Stavo lavando i piatti quando il dito mi s’è incastrato su un rimasuglio di sugo e all’improvviso sono stato colto da una folgorazione: che fine ha fatto il regime di cui tutti parlavano qualche mese fa? Me lo ricordo, era imminente. Lo si sentiva da ogni parte; innumerevoli episodi di razzismo e violenza, palese prodromo alla formazione di milizie in camicia nera. Parate di neofascisti che conquistavano e accerchiavano le città.
Gente che sulla mia pagina dichiarava con lacrime di rabbia (giuro) di togliere il like alla pagina perché mi aveva bollato come filogovernativo, ergo mi avrebbe dovuto fucilare alla schiena entro pochi mesi. Già andavano formandosi liste di proscrizione per giornalisti da deportare, ogni giorno testate autorevolissime avvertivano l’arrivo della dittatura. Il fascistometro ci aveva avvisati, il Papeete era la nuova marcia su Roma, Salvini il DVUCIE redivivo ma più scaltro, più diabolico, più manipolatore.
Mbè? Cos’è successo?
Capirei fosse agosto, quando se hai prenotato l’albergo non c’è minaccia alla sovranità nazionale che tenga. Ma è cambiato tutto senza che nessuno alzasse un dito. Gli immigrati non affogano più, il M5S si è riempito di persone competenti, a Roma tutto sommato non si vive così male e l’80% di editorialisti ed elzeviristi non ha più nulla di cui parlare, sembra il novembre 2011 quando si dimise Berlusconi.

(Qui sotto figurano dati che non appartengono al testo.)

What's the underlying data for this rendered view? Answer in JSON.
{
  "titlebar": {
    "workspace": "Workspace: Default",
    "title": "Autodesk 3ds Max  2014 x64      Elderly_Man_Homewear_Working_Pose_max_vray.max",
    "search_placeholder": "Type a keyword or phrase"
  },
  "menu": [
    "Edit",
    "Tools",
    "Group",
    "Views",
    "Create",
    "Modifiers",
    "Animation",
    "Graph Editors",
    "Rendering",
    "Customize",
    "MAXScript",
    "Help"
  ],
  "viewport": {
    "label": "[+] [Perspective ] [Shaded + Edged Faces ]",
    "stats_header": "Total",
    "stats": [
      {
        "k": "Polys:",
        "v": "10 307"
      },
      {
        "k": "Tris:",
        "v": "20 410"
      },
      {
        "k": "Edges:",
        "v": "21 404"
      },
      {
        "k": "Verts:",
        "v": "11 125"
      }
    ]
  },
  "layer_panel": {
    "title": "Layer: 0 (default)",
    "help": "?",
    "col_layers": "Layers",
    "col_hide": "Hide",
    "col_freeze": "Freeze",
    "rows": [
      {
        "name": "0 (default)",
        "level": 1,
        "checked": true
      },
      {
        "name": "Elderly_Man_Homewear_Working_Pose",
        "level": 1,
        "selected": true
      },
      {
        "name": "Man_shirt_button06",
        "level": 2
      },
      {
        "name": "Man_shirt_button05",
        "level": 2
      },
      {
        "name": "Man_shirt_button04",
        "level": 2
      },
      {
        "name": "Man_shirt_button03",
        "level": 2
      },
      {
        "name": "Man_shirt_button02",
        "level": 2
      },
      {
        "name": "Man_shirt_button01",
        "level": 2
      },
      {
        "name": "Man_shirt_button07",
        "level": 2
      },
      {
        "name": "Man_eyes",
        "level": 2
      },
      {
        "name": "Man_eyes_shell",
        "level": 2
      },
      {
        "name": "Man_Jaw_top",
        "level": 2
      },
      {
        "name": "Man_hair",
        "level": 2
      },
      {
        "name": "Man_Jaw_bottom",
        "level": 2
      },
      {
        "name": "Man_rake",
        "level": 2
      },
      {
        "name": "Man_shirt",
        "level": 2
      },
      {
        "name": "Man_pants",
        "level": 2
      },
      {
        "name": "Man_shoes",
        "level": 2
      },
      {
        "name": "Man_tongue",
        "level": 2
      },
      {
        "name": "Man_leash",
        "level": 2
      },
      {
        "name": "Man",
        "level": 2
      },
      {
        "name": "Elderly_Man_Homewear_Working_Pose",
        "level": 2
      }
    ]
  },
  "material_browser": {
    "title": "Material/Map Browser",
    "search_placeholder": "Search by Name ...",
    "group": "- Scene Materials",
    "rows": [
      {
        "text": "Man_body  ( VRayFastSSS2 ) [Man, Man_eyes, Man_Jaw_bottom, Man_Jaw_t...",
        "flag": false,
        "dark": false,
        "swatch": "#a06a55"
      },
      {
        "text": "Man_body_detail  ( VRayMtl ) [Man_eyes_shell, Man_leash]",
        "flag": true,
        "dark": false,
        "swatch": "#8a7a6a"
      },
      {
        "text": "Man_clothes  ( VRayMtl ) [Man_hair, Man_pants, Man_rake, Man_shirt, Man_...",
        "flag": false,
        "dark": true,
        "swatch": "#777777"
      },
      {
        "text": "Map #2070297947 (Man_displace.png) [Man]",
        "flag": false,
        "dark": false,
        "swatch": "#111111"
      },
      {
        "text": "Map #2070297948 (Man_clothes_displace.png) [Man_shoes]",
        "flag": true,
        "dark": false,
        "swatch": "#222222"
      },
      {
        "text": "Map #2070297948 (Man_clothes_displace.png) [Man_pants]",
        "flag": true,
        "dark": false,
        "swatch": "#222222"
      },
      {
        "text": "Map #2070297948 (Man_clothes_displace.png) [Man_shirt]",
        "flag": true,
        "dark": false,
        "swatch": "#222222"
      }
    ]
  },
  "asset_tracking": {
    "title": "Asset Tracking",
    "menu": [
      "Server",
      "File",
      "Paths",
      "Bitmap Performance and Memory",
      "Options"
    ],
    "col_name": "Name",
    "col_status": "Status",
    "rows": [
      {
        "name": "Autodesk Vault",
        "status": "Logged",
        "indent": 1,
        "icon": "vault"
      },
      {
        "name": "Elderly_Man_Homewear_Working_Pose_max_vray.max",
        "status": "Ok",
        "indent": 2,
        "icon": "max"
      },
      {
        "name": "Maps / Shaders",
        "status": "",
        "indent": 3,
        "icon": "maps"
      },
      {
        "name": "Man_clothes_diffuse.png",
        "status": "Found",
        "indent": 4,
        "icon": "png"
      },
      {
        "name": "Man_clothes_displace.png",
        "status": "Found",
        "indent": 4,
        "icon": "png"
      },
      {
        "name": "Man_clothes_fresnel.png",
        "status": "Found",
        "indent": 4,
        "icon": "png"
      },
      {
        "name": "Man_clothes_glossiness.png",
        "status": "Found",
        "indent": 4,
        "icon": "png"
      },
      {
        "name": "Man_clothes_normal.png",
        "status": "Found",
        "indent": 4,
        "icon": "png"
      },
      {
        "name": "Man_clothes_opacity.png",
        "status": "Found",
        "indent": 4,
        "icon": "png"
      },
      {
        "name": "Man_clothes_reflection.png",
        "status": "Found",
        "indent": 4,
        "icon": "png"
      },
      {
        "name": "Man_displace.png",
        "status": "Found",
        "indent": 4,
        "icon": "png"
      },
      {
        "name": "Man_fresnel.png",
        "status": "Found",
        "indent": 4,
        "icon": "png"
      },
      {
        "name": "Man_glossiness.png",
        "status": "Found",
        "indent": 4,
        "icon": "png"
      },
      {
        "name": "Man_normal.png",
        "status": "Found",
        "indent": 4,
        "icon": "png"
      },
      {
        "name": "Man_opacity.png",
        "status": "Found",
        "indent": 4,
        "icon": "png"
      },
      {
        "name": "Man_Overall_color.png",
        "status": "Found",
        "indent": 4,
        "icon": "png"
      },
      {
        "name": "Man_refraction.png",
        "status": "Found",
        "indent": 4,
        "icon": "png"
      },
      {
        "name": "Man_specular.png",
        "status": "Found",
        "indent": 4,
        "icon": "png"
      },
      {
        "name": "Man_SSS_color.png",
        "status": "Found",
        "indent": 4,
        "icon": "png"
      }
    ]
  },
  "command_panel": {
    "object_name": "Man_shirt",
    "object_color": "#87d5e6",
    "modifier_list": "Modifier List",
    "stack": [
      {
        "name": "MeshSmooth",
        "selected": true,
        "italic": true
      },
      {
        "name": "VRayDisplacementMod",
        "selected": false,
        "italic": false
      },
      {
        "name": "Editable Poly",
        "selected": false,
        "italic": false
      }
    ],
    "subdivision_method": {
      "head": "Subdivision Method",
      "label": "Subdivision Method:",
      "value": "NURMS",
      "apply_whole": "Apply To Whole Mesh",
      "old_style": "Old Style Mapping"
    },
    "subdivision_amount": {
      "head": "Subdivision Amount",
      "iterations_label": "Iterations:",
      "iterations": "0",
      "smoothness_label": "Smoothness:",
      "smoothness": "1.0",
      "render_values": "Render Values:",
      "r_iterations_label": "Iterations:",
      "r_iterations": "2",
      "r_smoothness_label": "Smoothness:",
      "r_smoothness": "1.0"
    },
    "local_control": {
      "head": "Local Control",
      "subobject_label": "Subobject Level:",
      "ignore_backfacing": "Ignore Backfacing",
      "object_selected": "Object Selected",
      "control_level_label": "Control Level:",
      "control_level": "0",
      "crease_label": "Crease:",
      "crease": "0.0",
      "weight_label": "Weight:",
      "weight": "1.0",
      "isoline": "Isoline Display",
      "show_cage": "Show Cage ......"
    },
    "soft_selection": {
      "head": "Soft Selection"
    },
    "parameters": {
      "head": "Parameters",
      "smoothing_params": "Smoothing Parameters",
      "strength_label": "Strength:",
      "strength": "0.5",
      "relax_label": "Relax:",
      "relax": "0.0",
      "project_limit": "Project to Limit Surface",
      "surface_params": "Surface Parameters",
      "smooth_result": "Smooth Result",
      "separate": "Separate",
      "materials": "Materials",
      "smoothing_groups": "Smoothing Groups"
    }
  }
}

Gli opinionisti d’assalto su Twitter parlano di Temptation island e postano allegre gif di Joker. I party-giani hanno vinto? Salvini e il suo regno delle tenebre sono stati risucchiati nel buco nero di Fortnite? Alcuni giornalisti sono persino andati sulla spiaggia del Papeete come fosse il muro di Dongo, postando selfie e corsivi emozionatissimi: accadde qui.
Lo so, sto facendo lo stronzo.
E lo faccio di proposito, così la prossima volta che un partito eletto dal 17% della popolazione va al governo accodandosi al partito di Candy Candy Forza Napoli, magari lo prendiamo come se fosse una semplice mossa politica in linea con i giochi di palazzo di una Repubblica parlamentare, e non come se una milizia avesse occupato e disarmato comandi dei Carabinieri, caserme, televisioni, parlamento e redazioni nel cuore della notte.
Perché se continuiamo a parlare a iperboli, a estremizzare ogni concetto per attirare l’attenzione, oltre a sembrare degli ignoranti isterici ed emotivi perdiamo la capacità di giudizio, diciamo stronzate clamorose e alla lunga ci screditiamo. Così la volta che ci azzecchiamo, ci ridono dietro. Per farla breve, quando mesi fa dicevo che gridare non è dialogare, parlavo proprio di questo momento qui. Quando stasera due leader di partito si troveranno in televisione per confrontarsi, non per sfidarsi, “asfaltarsi”, “disintegrarsi senza regole”. Per parlare.
Riportiamo le parole a quota trasmissioni, dai.